If you suspect that your child has a sensory processing problem, seek professional evaluation.  Check with your medical insurance, CHIP (Children’s Health Insurance Program), or Medicaid about coverage for treatment.  The Easter Seals organization has good therapists in many of their offices who can evaluate and make a determination.  Federal Child Find laws protect your child’s right to be evaluated by the public school system, if you so choose.  You have the right to free testing and a meeting for explanation of test results.  You can listen to the recommendations of the school personnel and reject all of their suggestions, choosing instead to keep your child at home.  Federal law also requires districts to spend a percentage of their federal funds on children who do not attend the public schools.  Each district has the right to decide how those funds will be spent.  (See p. A12-A13 in Handbook for Texas Home Schoolers.)  There is always a possibility that your child could be offered services as a dual-enrolled student, doing all of his academics at home but receiving therapy services from the school district.  Regardless, this is a way to get the testing free and find out what you can do at home to help your child.  We, ourselves, did this in one of the most restrictive districts in the state.  While we had to fight administrative red tape to get the services, we found the therapists to be warm, caring, receptive, and eager to work with us.

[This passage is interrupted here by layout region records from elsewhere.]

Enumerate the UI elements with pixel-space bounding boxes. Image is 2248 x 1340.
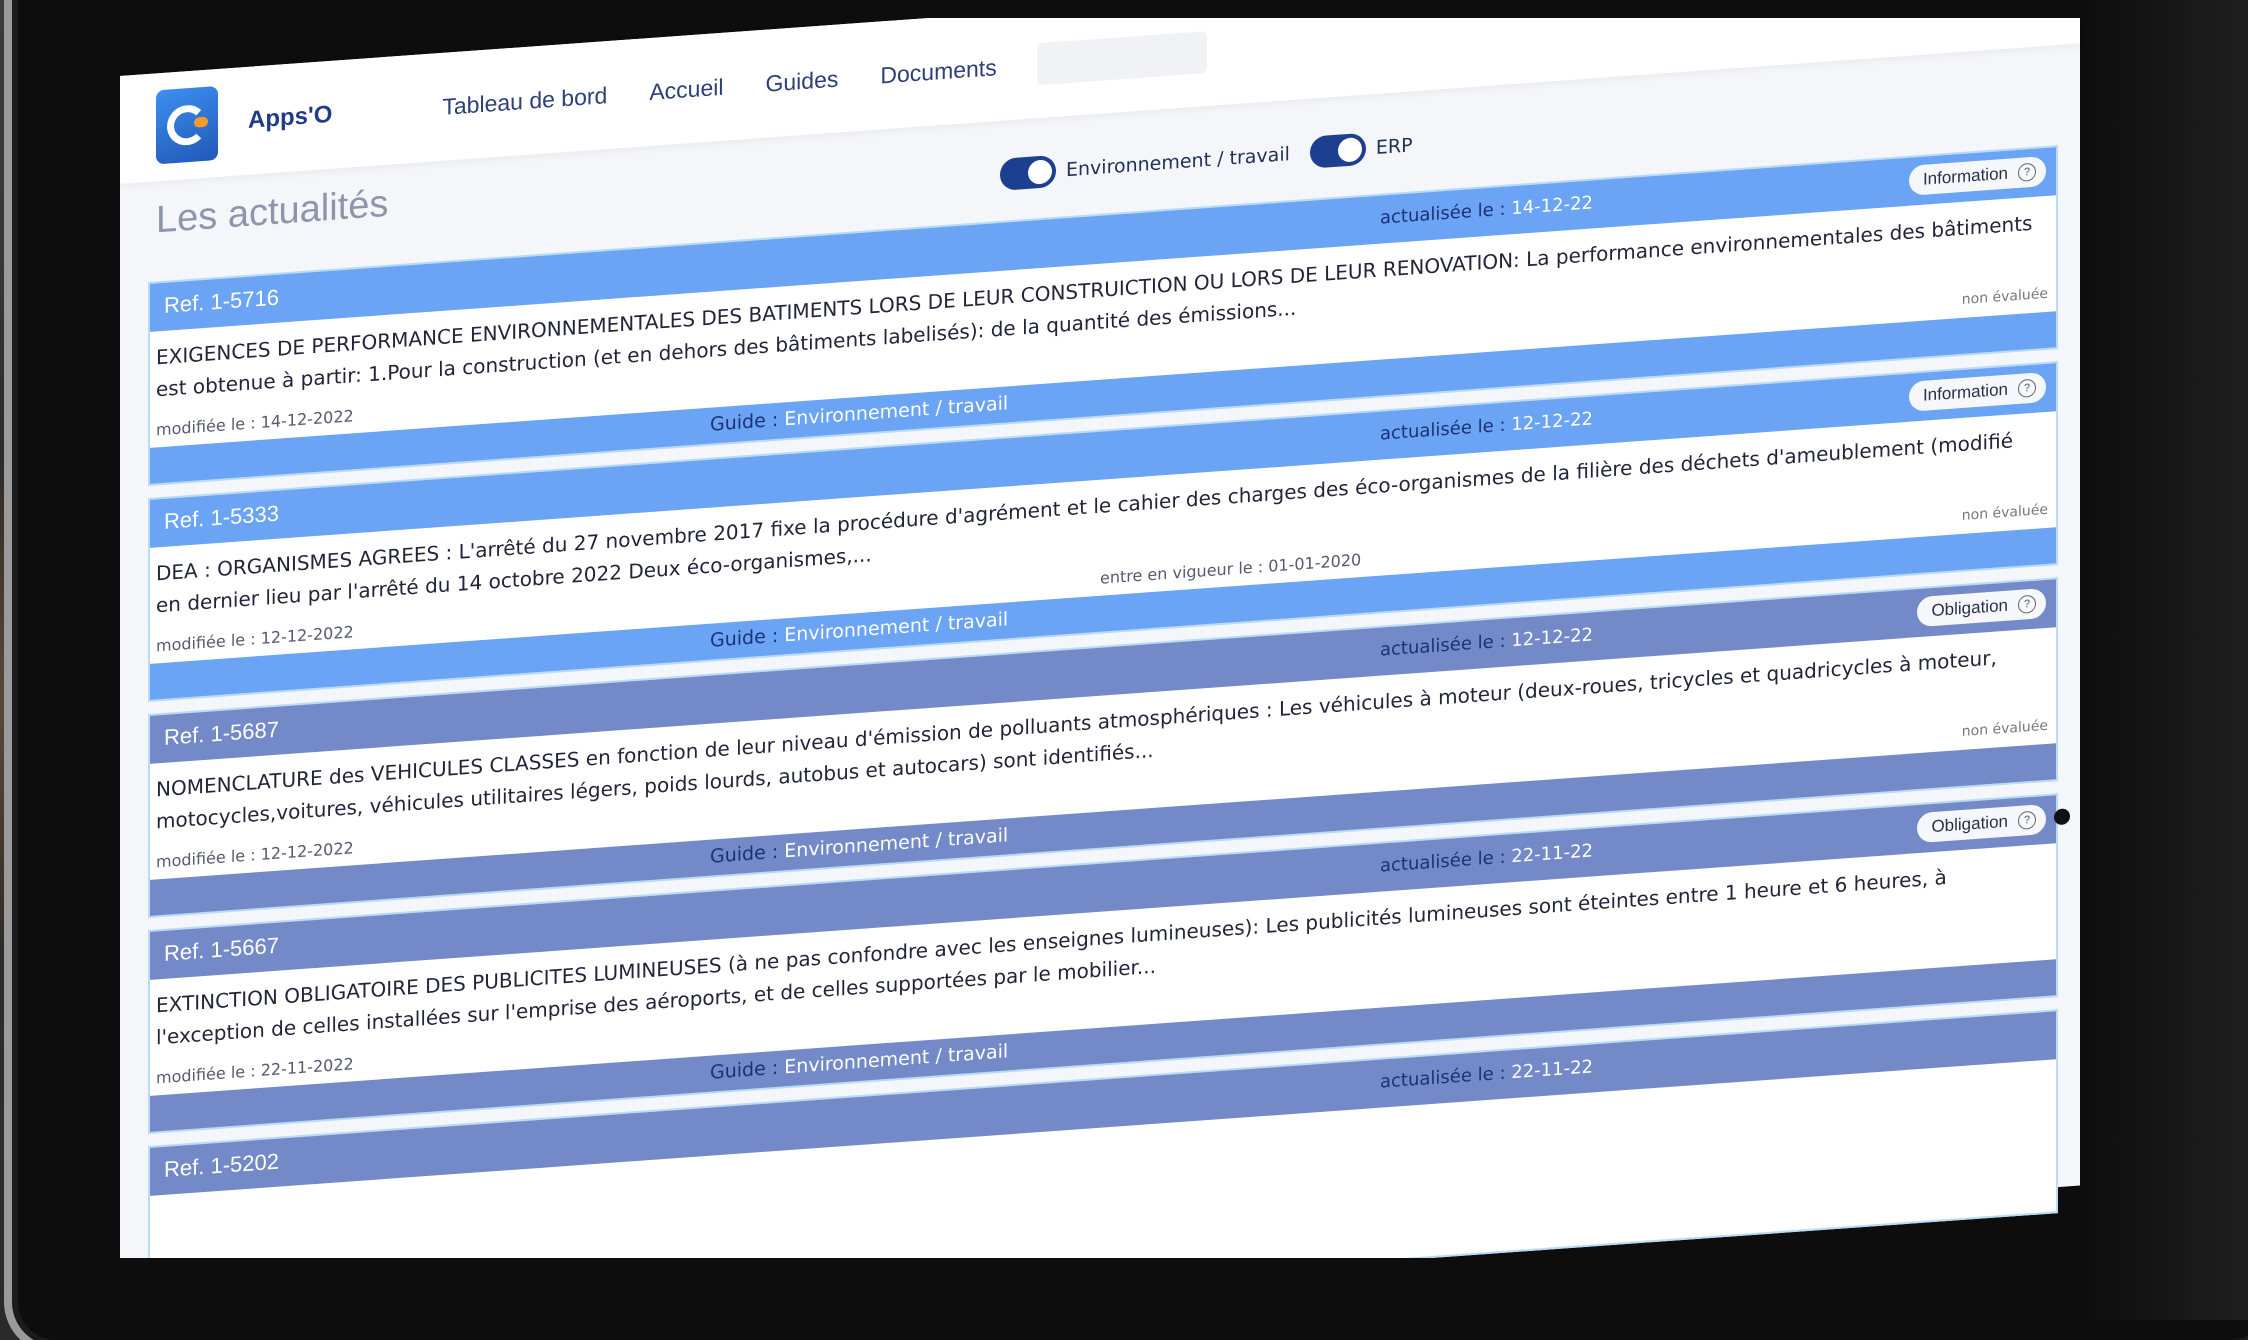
nav-link-accueil[interactable]: Accueil: [649, 73, 723, 105]
help-icon[interactable]: ?: [2018, 810, 2036, 830]
card-ref[interactable]: Ref. 1-5716: [164, 285, 279, 319]
card-modified-date: 14-12-2022: [260, 406, 354, 432]
card-in-force-date: 01-01-2020: [1268, 550, 1362, 576]
card-ref[interactable]: Ref. 1-5667: [164, 933, 279, 967]
card-guide-name[interactable]: Environnement / travail: [784, 608, 1008, 646]
card-ref[interactable]: Ref. 1-5687: [164, 717, 279, 751]
card-guide-name[interactable]: Environnement / travail: [784, 392, 1008, 430]
app-logo[interactable]: [156, 85, 218, 165]
label-guide: Guide :: [710, 1056, 785, 1084]
nav-link-guides[interactable]: Guides: [766, 65, 839, 97]
type-badge-label: Information: [1922, 163, 2008, 189]
label-actualisee: actualisée le :: [1380, 630, 1512, 661]
card-updated-date: 22-11-22: [1511, 840, 1593, 868]
card-updated-date: 12-12-22: [1511, 624, 1593, 652]
toggle-switch-icon[interactable]: [1000, 154, 1056, 191]
filter-erp[interactable]: ERP: [1309, 129, 1413, 169]
card-guide-name[interactable]: Environnement / travail: [784, 1040, 1008, 1078]
filter-label: ERP: [1375, 134, 1413, 159]
card-updated-date: 14-12-22: [1511, 192, 1593, 220]
label-guide: Guide :: [710, 408, 785, 436]
nav-links: Tableau de bord Accueil Guides Documents: [442, 54, 996, 121]
card-updated-date: 22-11-22: [1511, 1056, 1593, 1084]
filter-environnement[interactable]: Environnement / travail: [1000, 138, 1290, 191]
toggle-switch-icon[interactable]: [1309, 132, 1366, 169]
card-modified-date: 22-11-2022: [260, 1054, 354, 1080]
card-updated: actualisée le : 12-12-22: [1380, 624, 1593, 660]
help-icon[interactable]: ?: [2018, 162, 2036, 182]
type-badge-label: Obligation: [1931, 595, 2008, 621]
label-actualisee: actualisée le :: [1380, 198, 1512, 229]
card-guide: Guide : Environnement / travail: [710, 1040, 1008, 1083]
app-name[interactable]: Apps'O: [248, 101, 332, 135]
nav-link-tableau-de-bord[interactable]: Tableau de bord: [442, 82, 607, 121]
label-guide: Guide :: [710, 840, 785, 868]
page-title: Les actualités: [156, 182, 389, 242]
card-modified-date: 12-12-2022: [260, 838, 354, 864]
news-list: Ref. 1-5716 actualisée le : 14-12-22 Inf…: [120, 144, 2080, 1258]
evaluation-status: non évaluée: [1961, 717, 2048, 740]
card-guide: Guide : Environnement / travail: [710, 392, 1008, 435]
status-dot-icon: [2054, 808, 2070, 826]
type-badge[interactable]: Obligation?: [1917, 587, 2046, 628]
nav-link-documents[interactable]: Documents: [880, 54, 996, 89]
help-icon[interactable]: ?: [2018, 378, 2036, 398]
nav-search-field[interactable]: [1036, 31, 1207, 86]
label-actualisee: actualisée le :: [1380, 846, 1512, 877]
type-badge[interactable]: Information?: [1908, 155, 2046, 196]
label-modifiee: modifiée le :: [156, 412, 261, 440]
label-actualisee: actualisée le :: [1380, 414, 1512, 445]
card-ref[interactable]: Ref. 1-5333: [164, 501, 279, 535]
card-guide: Guide : Environnement / travail: [710, 608, 1008, 651]
screen-viewport: Apps'O Tableau de bord Accueil Guides Do…: [120, 18, 2170, 1258]
type-badge-label: Information: [1922, 379, 2008, 405]
card-updated: actualisée le : 12-12-22: [1380, 408, 1593, 444]
filter-label: Environnement / travail: [1066, 143, 1290, 182]
card-ref[interactable]: Ref. 1-5202: [164, 1149, 279, 1183]
label-modifiee: modifiée le :: [156, 1060, 261, 1088]
card-guide: Guide : Environnement / travail: [710, 824, 1008, 867]
help-icon[interactable]: ?: [2018, 594, 2036, 614]
card-updated-date: 12-12-22: [1511, 408, 1593, 436]
label-guide: Guide :: [710, 624, 785, 652]
card-modified-date: 12-12-2022: [260, 622, 354, 648]
type-badge-label: Obligation: [1931, 811, 2008, 837]
label-vigueur: entre en vigueur le :: [1100, 556, 1269, 588]
card-updated: actualisée le : 22-11-22: [1380, 840, 1593, 876]
card-updated: actualisée le : 14-12-22: [1380, 192, 1593, 228]
type-badge[interactable]: Information?: [1908, 371, 2046, 412]
card-guide-name[interactable]: Environnement / travail: [784, 824, 1008, 862]
filter-toggles: Environnement / travail ERP: [1000, 129, 1413, 191]
card-updated: actualisée le : 22-11-22: [1380, 1056, 1593, 1092]
type-badge[interactable]: Obligation?: [1917, 803, 2070, 844]
label-modifiee: modifiée le :: [156, 844, 261, 872]
evaluation-status: non évaluée: [1961, 285, 2048, 308]
label-actualisee: actualisée le :: [1380, 1062, 1512, 1093]
screen: Apps'O Tableau de bord Accueil Guides Do…: [120, 18, 2080, 1258]
label-modifiee: modifiée le :: [156, 628, 261, 656]
evaluation-status: non évaluée: [1961, 501, 2048, 524]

DSI can only be officially determined by a registered occupational therapist.  Please do not attempt to make a definitive assessment without a professional opinion.

Should your child be assessed as having DSI, two very good books to read are The Out of Sync Child and The Out of Sync Child Has Fun, both by Carol Stock Kranowitz.  Gentle reader, be aware that these books are written from a secular perspective and may contain evolutionary theories.  Nonetheless, Kranowitz does an excellent job of presenting information about DSI and offering ideas for ways to help DSI children cope with their nervous system differences.

If you have a child who is struggling, put on your Sherlock Holmes thinking cap and become a detective in your child’s life.  If you rule out DSI, look at other possibilities to narrow your search.  Read, ask questions, and search the Internet.  Becoming a detective may just put your home school back on the road you hoped to travel … or on a new, interesting journey!